Avatar, Paranormal Activity, Twilight and The Dark Knight close out the list.
from boxoffice.com
2009: Avatar
With an $800 million worldwide haul to date, Avatar is a certified phenomenon.
2009: Paranormal Activity
Paranormal Activity captures every guy’s worse nightmare: You meet a girl who is funny, intelligent, sexy and totally into you. The only glitch is that she has a demon following her around and it thinks you suck.
2008: The Dark Knight
Christopher Nolan’s The Dark Knight was bound to be a big movie. His Batman Begins opened to $48 million—a fine excuse for champagne. But The Dark Knight opened to $158 million, and went on to scare up $1 billion worldwide. In the hands of Nolan, the world that Batman inhabits has an unshakable reality.
2008: Twilight
A new (undead) franchise was born in November 2008 when it stunned box office prognosticators by opening in first place against Bolt, Quantum of Solace and Madagascar: Escape 2 Africa. Twilight ended its domestic run with more than $190 million in the bank and another $160 million internationally—and more importantly, a craze that hit Hollywood with more force than teen classics like The Breakfast Club. (You can even buy hand-painted Bella and Edward shoes.) The premise is so simple that writers across the world slapped their foreheads and groaned, “I wish I had thought of that.” An awkward teenage girl falls in love with a mysterious guy crushed on by every single girl at school. The good news is that the feelings are mutual. The bad news is that he’s a vampire who has to constantly restrain himself from sucking her blood. While teenage girls melted over the budding romance, their moms picked up on the abstinence undertones, assuaged that their daughters were mooning over a romance scripted by a married Mormon.

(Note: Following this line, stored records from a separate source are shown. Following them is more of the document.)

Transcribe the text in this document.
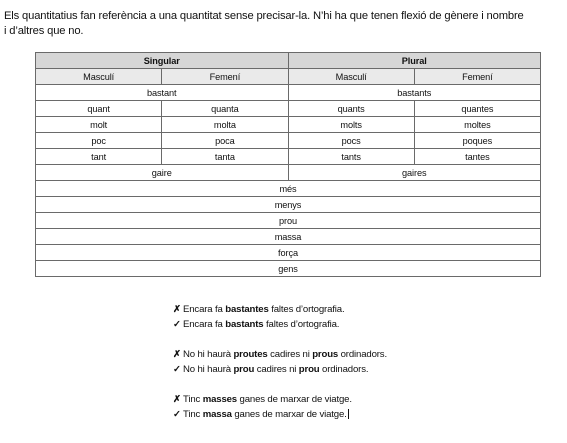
Els quantitatius fan referència a una quantitat sense precisar-la. N’hi ha que tenen flexió de gènere i nombre
i d’altres que no.
Singular		Plural	
Masculí	Femení	Masculí	Femení
bastant		bastants	
quant	quanta	quants	quantes
molt	molta	molts	moltes
poc	poca	pocs	poques
tant	tanta	tants	tantes
gaire		gaires	
més			
menys			
prou			
massa			
força			
gens			
✗ Encara fa bastantes faltes d’ortografia.
✓ Encara fa bastants faltes d’ortografia.
✗ No hi haurà proutes cadires ni prous ordinadors.
✓ No hi haurà prou cadires ni prou ordinadors.
✗ Tinc masses ganes de marxar de viatge.
✓ Tinc massa ganes de marxar de viatge.
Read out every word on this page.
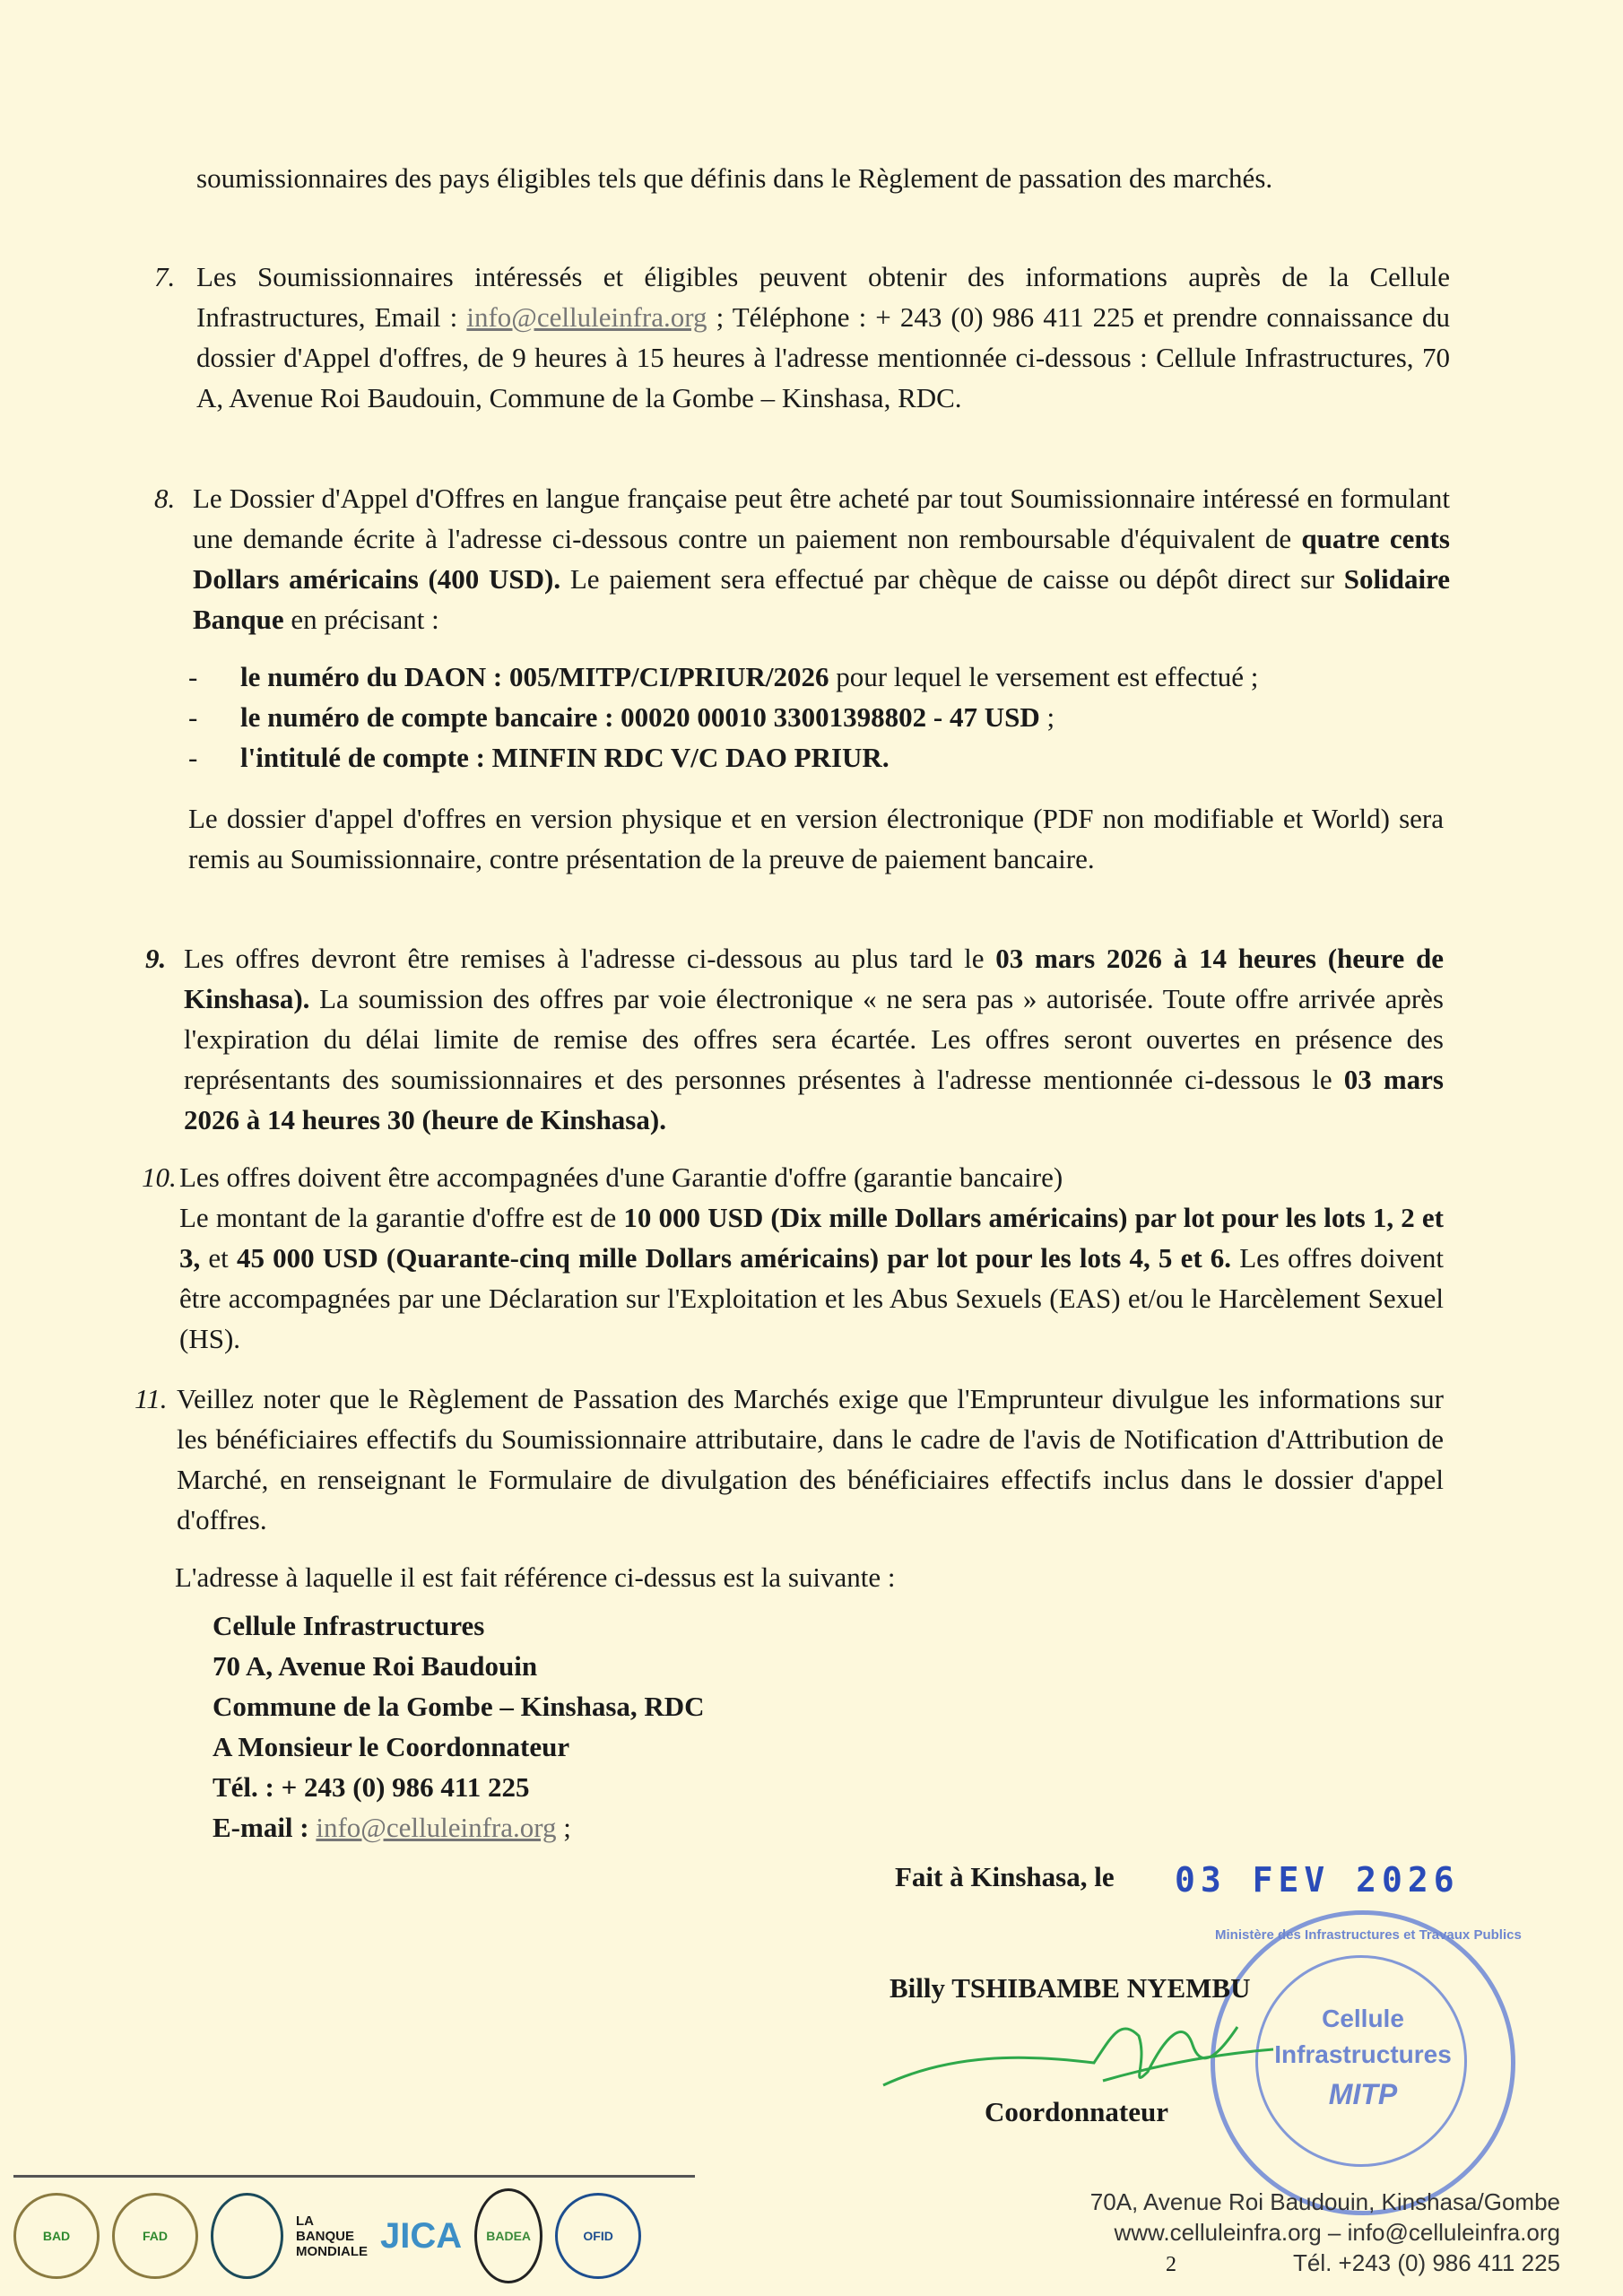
soumissionnaires des pays éligibles tels que définis dans le Règlement de passation des marchés.
7. Les Soumissionnaires intéressés et éligibles peuvent obtenir des informations auprès de la Cellule Infrastructures, Email : info@celluleinfra.org ; Téléphone : + 243 (0) 986 411 225 et prendre connaissance du dossier d'Appel d'offres, de 9 heures à 15 heures à l'adresse mentionnée ci-dessous : Cellule Infrastructures, 70 A, Avenue Roi Baudouin, Commune de la Gombe – Kinshasa, RDC.
8. Le Dossier d'Appel d'Offres en langue française peut être acheté par tout Soumissionnaire intéressé en formulant une demande écrite à l'adresse ci-dessous contre un paiement non remboursable d'équivalent de quatre cents Dollars américains (400 USD). Le paiement sera effectué par chèque de caisse ou dépôt direct sur Solidaire Banque en précisant :
- le numéro du DAON : 005/MITP/CI/PRIUR/2026 pour lequel le versement est effectué ;
- le numéro de compte bancaire : 00020 00010 33001398802 - 47 USD ;
- l'intitulé de compte : MINFIN RDC V/C DAO PRIUR.
Le dossier d'appel d'offres en version physique et en version électronique (PDF non modifiable et World) sera remis au Soumissionnaire, contre présentation de la preuve de paiement bancaire.
9. Les offres devront être remises à l'adresse ci-dessous au plus tard le 03 mars 2026 à 14 heures (heure de Kinshasa). La soumission des offres par voie électronique « ne sera pas » autorisée. Toute offre arrivée après l'expiration du délai limite de remise des offres sera écartée. Les offres seront ouvertes en présence des représentants des soumissionnaires et des personnes présentes à l'adresse mentionnée ci-dessous le 03 mars 2026 à 14 heures 30 (heure de Kinshasa).
10. Les offres doivent être accompagnées d'une Garantie d'offre (garantie bancaire)
Le montant de la garantie d'offre est de 10 000 USD (Dix mille Dollars américains) par lot pour les lots 1, 2 et 3, et 45 000 USD (Quarante-cinq mille Dollars américains) par lot pour les lots 4, 5 et 6. Les offres doivent être accompagnées par une Déclaration sur l'Exploitation et les Abus Sexuels (EAS) et/ou le Harcèlement Sexuel (HS).
11. Veillez noter que le Règlement de Passation des Marchés exige que l'Emprunteur divulgue les informations sur les bénéficiaires effectifs du Soumissionnaire attributaire, dans le cadre de l'avis de Notification d'Attribution de Marché, en renseignant le Formulaire de divulgation des bénéficiaires effectifs inclus dans le dossier d'appel d'offres.
L'adresse à laquelle il est fait référence ci-dessus est la suivante :
Cellule Infrastructures
70 A, Avenue Roi Baudouin
Commune de la Gombe – Kinshasa, RDC
A Monsieur le Coordonnateur
Tél. : + 243 (0) 986 411 225
E-mail : info@celluleinfra.org ;
Fait à Kinshasa, le 03 FEV 2026
Ministère des Infrastructures et Travaux Publics
Cellule
Infrastructures
MITP
Billy TSHIBAMBE NYEMBU
Coordonnateur
BAD	FAD
LA BANQUE MONDIALE JICA BADEA	OFID
70A, Avenue Roi Baudouin, Kinshasa/Gombe
www.celluleinfra.org – info@celluleinfra.org
Tél. +243 (0) 986 411 225
2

2003: The Lord of the Rings: Return of the King
Now it seems like a no-brainer. But when Peter Jackson first started muttering that he wanted to shoot J.R.R. Tolkien’s seemingly unfilmable trilogy, Hollywood was convinced he’d gone nuts. Until then, Jackson was best known for a slapstick horror flick (Dead Alive) and a chiller about two teen girls (Heavenly Creatures).
2003: Finding Nemo
Every Pixar release suffers from a blessed curse: the studio’s product is so good, it’s constantly topping itself. The studio is clearly the animation giant of the decade.
2002: Harry Potter and the Sorcerer’s Stone
Is our kids learning? Thanks to J.K. Rowling’s phenomenally popular novels, kids across the globe were eager to stick their noses in a book. (And unlike the candy floss of Stephenie Meyer’s series, Rowling was even priming them to learn Latin.) Warner Bros. snatched up the film rights within months of the first printing and two years later kicked off the studio’s great decade with 2001’s Harry Potter and the Sorcerer’s Stone (translated from the much more staid worldwide title, Harry Potter and the Philosopher’s Stone).
There are a lot of great films on the list. LOTR, HP and The Dark Knight, I fully agree.
While I agree with Twilight being influential, it wasn’t that great of a movie. It made so much money because of fans on the series, not because the movie was good.
What do you think of the list? Do you agree? What movies would you add?